Nature is never more marvelous that when it changes the hue out the window.
That “yellowishness” of the snow and sky, as you probably have heard by now, is all Texas’ fault. It’s their dust, picked up by the wind and scattered to flyover country. And now it belongs to us.
It's time to cue up "Dust in the Wind"🎵 Strong winds lofted dust into the air over New Mexico and Texas yesterday. The longest arrow in this #GOESEast loop points to White Sands National Monument, which was one of the dust sources. More imagery: https://t.co/DmFcq9LqF6 pic.twitter.com/S4hNKJ6Gfb
— NOAA Satellites (@NOAASatellites) April 11, 2019
This is all nature’s way of reminding us that borders don’t count and we’re not as far away from one another as we think we are. Time, distance, and all that.
The sands from the Sahara end up across an ocean to South America. Oil-tinged birds end up in Pelican Rapids after a Gulf oil spill. The smoke from wildfires from the Pacific Northwest enters our lungs and clouds our view in Minnesota. The moisture that we’re shoveling comes courtesy of the Gulf of Mexico. So why not a little dirt as a chaser?
Blame Texas for our yellow snow – dust lofted high into the atmosphere and pushed north by jet stream winds.
It isn't often we see (yellow) snow, sleet, hail, thunder, lightning, river flooding, and drifting on the same day.

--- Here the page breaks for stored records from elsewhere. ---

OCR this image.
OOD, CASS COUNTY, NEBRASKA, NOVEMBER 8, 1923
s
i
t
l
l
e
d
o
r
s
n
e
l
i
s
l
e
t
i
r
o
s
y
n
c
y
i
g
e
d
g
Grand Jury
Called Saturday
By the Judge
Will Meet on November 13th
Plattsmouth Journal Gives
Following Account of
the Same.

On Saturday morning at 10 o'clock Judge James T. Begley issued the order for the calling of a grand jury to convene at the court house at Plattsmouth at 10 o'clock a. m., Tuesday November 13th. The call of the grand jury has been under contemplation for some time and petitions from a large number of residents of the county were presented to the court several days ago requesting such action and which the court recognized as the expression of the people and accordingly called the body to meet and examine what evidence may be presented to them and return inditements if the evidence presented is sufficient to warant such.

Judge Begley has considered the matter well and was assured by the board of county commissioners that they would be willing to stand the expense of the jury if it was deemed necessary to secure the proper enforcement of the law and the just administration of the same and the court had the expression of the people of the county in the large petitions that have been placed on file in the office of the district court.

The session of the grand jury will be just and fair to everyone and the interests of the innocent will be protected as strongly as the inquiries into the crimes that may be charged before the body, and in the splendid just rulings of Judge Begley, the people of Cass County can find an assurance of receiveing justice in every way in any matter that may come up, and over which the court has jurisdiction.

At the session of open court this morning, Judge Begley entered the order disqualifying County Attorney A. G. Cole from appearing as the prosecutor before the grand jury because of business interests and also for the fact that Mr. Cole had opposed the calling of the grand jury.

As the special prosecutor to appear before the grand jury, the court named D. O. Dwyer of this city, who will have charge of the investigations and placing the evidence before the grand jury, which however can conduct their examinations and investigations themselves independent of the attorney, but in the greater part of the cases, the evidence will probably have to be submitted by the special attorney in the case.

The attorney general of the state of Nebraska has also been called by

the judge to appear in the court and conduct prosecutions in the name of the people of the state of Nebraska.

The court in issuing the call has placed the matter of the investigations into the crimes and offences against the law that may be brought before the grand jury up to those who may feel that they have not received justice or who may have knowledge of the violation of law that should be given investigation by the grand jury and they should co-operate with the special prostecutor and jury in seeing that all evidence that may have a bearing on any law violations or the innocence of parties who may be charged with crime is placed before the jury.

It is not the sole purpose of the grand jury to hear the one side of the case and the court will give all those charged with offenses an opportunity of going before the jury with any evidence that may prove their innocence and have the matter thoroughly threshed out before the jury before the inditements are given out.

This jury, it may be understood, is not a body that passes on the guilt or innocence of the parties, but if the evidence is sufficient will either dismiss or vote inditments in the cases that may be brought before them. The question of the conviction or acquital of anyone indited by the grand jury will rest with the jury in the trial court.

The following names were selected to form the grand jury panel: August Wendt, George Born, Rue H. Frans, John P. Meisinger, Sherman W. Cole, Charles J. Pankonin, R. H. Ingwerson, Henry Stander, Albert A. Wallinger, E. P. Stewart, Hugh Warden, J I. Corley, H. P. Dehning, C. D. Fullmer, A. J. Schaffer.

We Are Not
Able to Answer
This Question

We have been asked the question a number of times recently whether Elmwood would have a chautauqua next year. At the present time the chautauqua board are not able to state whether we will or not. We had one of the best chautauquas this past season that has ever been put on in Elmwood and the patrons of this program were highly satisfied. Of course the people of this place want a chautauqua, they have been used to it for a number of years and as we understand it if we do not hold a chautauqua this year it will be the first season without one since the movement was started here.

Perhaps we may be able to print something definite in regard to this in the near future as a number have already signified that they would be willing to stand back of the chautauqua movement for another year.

Major league weather.
— Paul Douglas (@pdouglasweather) April 11, 2019
This is the meteorological and atmospheric equivalent of the famous earthrise picture which galvanized the environmental movement to remind us that no part of Earth is free from the effects of what happens on another part of Earth.
Nature, when it’s not trying to kill us, is pretty sweet as it constantly challenges us to see our planet and ourselves from a different perspective.